To be honest, I think I’ve built up this driving thing too much in my mind. I have visions of the world being my oyster, driving all round Ireland, nay, the world, gigging wherever I want, when actually I’ll probably use the car to get Chicken McNuggets from McDonalds and cruise for the occasional dogging session (Just kidding. I don’t even like McDonalds).

Gigging in places where I need to get a lift appears to have awakened some sort of deep psychological issue. Even though I pay my share of the petrol money, and don’t get a lift with anyone who wasn’t already going to my destination, I always feel guilty about it. Why is that? Is it because Johnny McCarthy touched me one time I didn’t have any money for petrol? Perhaps, but whatever the case, I really hate asking for lifts, and thus I rarely attempt to get gigs outside of Belfast. It makes things much easier for everybody, especially me.

Okay, enough about cars, and more about this blog. I’ve been trying to decide what exactly I’m going to talk about on this, and I’ve a few ideas.

I’ve decided that I’m going to do some self-analysis on past gigs, particularly the bad ones, if I can track down video footage. I’m pretty sure posting some of these is a crime under the Geneva Convention, but we’ll give it a go anyway. There will also be a post analysing my first attempt at running a gig, which taught me it’s a lot harder than I imagined it would be, and what I’ve learned from it.

I’ll also be hoping to introduce non-comedy peeps to some of the best and brightest comedians currently working the Northern Irish circuit. I think most people don’t look beyond what’s on at the Empire, and there’s a lot of genuine talent gigging right now that is well worth a look.

Oh, and you’ll probably find me rant quite a bit, be it about myself – specifically my inability to write new material at any decent rate – or just in general. I have a sinking feeling that I’ll talk about wrestling and American politics a lot. So look forward to that…

Before, I go, I’m going to give you a spoiler. There’s one Northern Irish comedian who, without a shadow of a doubt, will never appear on this blog in a positive light. In truth, this man won’t appear on this blog at all after this post. Let me be frank; it’s not the way he tells them.

Fuck this guy.

Love and hugs!

Categories: Comedy

Seven And Off: A short introduction

Hello, and welcome to Seven And Off.

First of all, thanks for taking the time to read this. From that, I can only assume that you’re either incredibly bored, have been nagged into it by my good self, or have some sort of fetish for feeling pain.
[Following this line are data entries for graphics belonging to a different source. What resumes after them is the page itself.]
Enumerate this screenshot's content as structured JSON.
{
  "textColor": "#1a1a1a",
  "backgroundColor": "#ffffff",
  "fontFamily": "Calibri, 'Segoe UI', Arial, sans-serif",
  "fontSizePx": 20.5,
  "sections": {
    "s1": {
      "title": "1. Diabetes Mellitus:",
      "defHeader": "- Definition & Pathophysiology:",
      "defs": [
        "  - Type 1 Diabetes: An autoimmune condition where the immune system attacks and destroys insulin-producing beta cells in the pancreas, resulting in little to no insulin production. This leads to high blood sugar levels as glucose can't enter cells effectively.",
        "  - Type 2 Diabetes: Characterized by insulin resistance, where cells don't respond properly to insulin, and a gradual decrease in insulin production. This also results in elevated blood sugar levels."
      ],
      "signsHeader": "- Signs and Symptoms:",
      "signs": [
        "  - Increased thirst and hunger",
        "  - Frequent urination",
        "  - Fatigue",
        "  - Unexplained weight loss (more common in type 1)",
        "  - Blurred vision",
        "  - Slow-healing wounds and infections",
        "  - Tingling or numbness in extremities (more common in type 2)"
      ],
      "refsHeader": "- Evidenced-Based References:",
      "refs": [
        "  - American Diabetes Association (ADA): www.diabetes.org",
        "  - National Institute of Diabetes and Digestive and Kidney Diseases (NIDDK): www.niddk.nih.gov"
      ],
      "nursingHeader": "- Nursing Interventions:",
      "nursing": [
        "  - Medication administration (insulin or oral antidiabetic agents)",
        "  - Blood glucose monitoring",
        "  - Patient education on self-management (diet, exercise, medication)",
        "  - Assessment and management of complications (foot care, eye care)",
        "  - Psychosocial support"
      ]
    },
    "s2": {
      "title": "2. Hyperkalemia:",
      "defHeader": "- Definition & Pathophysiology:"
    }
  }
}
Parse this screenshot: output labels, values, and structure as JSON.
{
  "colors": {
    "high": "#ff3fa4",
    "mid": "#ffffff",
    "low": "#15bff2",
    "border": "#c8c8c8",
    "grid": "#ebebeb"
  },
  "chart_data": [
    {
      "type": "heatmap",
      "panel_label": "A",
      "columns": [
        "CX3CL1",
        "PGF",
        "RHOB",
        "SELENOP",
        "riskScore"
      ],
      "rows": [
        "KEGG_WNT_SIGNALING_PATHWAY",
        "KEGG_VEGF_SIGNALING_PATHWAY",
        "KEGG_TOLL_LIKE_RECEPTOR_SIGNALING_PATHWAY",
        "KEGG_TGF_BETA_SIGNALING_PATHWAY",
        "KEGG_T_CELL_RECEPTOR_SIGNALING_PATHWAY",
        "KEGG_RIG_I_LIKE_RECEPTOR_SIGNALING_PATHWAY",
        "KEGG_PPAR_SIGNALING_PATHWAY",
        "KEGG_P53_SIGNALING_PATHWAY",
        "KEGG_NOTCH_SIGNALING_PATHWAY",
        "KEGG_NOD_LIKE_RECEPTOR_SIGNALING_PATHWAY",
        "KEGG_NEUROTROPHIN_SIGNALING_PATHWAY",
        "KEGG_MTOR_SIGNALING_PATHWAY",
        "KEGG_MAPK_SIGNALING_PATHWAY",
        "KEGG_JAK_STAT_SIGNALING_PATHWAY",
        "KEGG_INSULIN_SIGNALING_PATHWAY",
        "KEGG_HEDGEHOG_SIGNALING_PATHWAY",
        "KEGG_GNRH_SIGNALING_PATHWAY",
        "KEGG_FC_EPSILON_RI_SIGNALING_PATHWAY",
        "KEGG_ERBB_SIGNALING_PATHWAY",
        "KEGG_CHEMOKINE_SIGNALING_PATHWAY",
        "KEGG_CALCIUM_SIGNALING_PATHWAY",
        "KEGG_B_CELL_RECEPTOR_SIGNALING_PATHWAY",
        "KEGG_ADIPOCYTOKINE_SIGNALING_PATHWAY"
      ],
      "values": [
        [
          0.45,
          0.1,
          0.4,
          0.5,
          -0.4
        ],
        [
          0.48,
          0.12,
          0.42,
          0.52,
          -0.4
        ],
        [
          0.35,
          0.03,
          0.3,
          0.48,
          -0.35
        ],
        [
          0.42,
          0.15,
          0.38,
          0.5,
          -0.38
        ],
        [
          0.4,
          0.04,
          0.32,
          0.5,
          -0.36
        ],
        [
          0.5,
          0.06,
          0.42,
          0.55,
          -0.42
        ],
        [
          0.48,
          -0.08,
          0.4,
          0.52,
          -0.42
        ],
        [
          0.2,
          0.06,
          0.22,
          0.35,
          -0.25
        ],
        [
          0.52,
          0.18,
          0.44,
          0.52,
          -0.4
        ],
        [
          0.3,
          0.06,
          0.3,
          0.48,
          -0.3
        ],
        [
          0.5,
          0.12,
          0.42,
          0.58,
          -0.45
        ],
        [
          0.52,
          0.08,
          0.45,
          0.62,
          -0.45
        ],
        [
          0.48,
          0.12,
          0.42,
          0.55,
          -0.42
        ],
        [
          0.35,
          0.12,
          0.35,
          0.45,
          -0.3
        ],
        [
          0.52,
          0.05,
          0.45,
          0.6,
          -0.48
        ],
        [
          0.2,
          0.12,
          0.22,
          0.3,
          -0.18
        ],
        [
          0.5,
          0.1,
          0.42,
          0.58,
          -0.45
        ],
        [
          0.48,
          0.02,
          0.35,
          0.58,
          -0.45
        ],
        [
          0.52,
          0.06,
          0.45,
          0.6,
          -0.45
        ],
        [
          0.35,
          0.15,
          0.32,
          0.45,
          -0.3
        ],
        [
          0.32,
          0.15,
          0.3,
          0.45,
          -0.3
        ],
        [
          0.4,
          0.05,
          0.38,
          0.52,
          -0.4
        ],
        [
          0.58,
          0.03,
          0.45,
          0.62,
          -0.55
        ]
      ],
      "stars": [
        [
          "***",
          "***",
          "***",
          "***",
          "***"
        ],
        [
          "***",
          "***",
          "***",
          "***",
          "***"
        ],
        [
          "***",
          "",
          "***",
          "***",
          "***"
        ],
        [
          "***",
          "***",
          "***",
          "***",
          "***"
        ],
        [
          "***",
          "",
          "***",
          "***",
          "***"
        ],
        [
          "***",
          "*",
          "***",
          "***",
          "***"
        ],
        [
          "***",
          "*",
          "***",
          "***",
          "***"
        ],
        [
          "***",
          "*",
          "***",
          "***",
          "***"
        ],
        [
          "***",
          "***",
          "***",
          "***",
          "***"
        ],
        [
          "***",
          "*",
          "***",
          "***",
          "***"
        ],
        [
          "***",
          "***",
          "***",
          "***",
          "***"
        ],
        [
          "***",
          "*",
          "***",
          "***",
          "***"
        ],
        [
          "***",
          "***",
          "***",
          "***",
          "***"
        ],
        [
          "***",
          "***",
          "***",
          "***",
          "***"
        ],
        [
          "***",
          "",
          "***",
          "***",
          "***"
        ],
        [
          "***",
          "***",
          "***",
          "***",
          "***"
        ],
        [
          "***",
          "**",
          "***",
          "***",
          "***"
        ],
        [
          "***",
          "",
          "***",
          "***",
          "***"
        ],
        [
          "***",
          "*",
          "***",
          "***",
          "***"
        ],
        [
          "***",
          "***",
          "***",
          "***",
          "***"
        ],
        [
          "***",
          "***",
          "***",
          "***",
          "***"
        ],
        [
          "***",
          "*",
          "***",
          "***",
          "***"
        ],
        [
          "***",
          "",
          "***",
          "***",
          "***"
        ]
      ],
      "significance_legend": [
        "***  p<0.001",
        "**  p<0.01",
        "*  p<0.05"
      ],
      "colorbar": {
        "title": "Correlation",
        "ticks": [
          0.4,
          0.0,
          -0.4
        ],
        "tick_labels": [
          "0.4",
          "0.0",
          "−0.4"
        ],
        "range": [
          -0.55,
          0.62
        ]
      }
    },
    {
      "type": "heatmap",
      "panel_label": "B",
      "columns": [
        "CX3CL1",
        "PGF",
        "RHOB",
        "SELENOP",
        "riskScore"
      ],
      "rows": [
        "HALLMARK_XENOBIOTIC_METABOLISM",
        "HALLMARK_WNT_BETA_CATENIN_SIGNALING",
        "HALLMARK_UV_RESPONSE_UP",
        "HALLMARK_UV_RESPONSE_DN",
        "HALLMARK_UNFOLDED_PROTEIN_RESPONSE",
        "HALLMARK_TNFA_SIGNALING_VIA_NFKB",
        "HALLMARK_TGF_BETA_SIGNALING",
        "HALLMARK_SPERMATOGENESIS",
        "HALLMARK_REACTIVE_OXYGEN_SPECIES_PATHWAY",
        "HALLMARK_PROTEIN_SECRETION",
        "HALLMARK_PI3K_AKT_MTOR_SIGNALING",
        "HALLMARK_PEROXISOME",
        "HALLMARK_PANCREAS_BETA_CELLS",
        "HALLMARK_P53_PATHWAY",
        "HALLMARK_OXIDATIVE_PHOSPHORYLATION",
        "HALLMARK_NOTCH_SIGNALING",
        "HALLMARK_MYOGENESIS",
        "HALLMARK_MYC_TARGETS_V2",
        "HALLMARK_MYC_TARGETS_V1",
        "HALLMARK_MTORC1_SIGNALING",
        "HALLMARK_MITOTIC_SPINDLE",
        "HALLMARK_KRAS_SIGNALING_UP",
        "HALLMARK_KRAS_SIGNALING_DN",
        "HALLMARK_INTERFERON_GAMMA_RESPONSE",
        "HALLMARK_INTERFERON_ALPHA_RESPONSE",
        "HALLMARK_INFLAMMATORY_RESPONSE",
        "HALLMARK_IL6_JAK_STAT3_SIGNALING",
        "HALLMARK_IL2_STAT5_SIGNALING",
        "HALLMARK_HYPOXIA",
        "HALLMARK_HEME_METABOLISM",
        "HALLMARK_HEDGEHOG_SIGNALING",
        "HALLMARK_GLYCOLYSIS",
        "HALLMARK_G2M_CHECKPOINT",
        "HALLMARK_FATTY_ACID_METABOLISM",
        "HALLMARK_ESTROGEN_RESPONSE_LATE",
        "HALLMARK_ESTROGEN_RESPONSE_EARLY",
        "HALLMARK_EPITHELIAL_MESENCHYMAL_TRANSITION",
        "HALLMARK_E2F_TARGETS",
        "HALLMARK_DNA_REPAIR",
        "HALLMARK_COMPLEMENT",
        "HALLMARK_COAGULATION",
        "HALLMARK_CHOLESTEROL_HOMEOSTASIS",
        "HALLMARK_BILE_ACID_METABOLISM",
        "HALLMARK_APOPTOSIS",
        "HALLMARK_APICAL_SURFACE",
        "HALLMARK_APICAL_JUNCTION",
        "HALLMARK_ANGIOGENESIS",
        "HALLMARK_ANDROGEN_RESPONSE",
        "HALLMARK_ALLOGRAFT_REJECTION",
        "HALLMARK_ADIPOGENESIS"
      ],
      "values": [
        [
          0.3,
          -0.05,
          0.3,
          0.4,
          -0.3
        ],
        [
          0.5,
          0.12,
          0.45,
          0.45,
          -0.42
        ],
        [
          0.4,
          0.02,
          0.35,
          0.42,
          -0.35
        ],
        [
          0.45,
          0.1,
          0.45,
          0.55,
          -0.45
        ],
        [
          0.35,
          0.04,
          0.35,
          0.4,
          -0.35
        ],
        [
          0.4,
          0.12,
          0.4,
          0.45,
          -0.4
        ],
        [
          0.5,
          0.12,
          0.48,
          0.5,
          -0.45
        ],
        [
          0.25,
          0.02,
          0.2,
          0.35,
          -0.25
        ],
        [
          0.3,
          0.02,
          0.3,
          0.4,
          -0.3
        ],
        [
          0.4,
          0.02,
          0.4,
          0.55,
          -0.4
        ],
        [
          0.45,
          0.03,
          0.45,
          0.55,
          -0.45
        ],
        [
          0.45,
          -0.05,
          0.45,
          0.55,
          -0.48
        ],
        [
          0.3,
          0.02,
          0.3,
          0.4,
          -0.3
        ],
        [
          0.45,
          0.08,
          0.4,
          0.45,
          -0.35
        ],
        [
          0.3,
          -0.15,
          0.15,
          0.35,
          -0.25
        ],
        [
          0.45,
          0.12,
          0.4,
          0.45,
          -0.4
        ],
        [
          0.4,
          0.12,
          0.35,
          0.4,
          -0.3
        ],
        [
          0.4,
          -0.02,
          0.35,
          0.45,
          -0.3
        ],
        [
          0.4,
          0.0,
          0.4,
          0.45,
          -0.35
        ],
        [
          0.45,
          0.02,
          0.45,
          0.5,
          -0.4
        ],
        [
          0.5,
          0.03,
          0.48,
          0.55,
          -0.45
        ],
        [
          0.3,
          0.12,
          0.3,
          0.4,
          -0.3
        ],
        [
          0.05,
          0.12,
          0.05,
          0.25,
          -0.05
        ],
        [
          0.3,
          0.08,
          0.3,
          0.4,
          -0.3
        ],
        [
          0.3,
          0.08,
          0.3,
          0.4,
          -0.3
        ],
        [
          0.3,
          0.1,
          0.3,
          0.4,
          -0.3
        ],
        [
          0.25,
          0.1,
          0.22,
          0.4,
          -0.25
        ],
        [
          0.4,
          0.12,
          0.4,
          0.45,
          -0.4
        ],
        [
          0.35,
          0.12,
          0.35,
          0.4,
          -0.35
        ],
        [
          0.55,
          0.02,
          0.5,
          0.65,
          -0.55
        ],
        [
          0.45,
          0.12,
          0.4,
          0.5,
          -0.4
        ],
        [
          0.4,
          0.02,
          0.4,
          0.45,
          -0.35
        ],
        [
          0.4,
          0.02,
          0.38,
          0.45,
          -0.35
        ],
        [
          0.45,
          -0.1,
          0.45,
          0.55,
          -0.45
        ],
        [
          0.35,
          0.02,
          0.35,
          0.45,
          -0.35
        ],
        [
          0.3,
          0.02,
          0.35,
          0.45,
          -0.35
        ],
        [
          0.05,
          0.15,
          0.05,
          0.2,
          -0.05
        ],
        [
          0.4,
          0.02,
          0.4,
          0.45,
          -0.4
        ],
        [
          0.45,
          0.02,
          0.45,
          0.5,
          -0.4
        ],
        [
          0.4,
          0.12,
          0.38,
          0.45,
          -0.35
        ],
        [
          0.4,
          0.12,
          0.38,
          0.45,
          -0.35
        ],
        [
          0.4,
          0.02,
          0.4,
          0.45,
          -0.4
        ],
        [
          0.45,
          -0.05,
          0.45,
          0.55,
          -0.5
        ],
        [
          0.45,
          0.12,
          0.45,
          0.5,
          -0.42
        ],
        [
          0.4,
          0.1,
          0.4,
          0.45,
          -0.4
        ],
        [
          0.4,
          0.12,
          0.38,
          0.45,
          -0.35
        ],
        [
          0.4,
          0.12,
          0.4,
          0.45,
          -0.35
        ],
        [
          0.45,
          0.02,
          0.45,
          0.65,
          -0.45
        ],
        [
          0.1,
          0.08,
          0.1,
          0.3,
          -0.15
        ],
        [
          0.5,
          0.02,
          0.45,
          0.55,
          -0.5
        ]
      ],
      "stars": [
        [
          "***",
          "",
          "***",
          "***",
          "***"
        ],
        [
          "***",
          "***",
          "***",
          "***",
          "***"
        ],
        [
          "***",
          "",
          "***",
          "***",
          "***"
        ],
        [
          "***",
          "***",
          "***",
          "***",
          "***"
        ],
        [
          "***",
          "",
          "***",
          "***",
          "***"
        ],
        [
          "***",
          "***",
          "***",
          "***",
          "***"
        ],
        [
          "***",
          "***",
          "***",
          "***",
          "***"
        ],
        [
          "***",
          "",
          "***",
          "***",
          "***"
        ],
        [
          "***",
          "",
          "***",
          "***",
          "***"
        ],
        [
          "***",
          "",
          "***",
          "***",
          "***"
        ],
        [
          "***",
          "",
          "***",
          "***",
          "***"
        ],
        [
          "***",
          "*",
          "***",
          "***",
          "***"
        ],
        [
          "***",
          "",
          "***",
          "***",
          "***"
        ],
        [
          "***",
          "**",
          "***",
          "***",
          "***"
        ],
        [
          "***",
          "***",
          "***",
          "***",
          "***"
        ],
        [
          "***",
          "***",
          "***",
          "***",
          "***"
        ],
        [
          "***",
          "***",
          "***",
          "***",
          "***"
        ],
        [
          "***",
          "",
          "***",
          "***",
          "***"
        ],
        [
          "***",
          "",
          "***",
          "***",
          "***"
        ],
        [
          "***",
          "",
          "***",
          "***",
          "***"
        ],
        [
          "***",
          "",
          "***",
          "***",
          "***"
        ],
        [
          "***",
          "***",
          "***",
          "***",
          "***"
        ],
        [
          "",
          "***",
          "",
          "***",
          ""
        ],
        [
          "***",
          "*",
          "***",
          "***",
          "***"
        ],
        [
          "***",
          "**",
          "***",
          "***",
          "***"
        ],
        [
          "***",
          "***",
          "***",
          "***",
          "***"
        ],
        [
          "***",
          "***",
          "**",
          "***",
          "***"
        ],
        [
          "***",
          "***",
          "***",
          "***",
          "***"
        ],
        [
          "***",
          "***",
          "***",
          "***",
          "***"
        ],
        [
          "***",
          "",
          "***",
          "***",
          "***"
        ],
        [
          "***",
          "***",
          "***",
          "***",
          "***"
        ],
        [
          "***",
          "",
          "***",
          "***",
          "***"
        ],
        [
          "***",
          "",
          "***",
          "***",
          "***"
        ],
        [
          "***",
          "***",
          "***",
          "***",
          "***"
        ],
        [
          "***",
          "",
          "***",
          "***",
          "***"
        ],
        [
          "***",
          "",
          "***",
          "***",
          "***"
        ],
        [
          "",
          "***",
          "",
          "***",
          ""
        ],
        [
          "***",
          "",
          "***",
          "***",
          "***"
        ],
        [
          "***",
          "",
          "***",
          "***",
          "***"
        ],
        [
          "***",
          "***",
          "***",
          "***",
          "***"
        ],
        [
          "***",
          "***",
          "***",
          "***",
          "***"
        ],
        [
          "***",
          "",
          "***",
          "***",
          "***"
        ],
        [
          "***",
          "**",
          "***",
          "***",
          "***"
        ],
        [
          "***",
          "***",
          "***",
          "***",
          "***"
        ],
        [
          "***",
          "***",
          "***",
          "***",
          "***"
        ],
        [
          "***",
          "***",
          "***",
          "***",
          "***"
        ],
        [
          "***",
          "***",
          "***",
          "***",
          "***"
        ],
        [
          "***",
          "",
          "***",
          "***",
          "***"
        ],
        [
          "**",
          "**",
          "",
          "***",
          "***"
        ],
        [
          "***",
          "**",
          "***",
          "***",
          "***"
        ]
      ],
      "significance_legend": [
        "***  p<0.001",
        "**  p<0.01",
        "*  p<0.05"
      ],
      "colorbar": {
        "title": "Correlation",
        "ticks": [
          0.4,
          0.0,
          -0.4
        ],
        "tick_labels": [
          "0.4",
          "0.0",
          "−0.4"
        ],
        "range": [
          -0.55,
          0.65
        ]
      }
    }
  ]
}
So, it feels only wise to introduce myself. I’m Alan Irwin, or Alan Stephen Robert Irwin Jr., if you’re the kind of twat who uses middle names. I’m twenty-one, and since October 18th last year, I’ve been trying my hand at stand-up comedy.

A number of Northern Irish comedians, all of whom are both much more experienced and much more talented than me, have their own blogs, and in that spirit, I thought I’d get in on the ground floor. I’m hoping to be doing stand-up for as long as I possibly can, so I might as well have a chronicle of it.

As for the title? Seven And Off refers to the fact that it’s still very early days for me. For those who don’t do stand-up (although why are you reading this then, you fool?), a short set for newcomers is usually five to seven minutes. So basically, you do your seven, and get off.

I’ll take a moment to allow you to enjoy the genius of that bullshit.

Anyway, I’m not really sure what I’m going to talk about this, but it’ll all come back to stand-up in some way. Hope you stick with me, just as the Labour Party stuck with Gordon Brown for three years…although that didn’t turn out so well, so, perhaps not.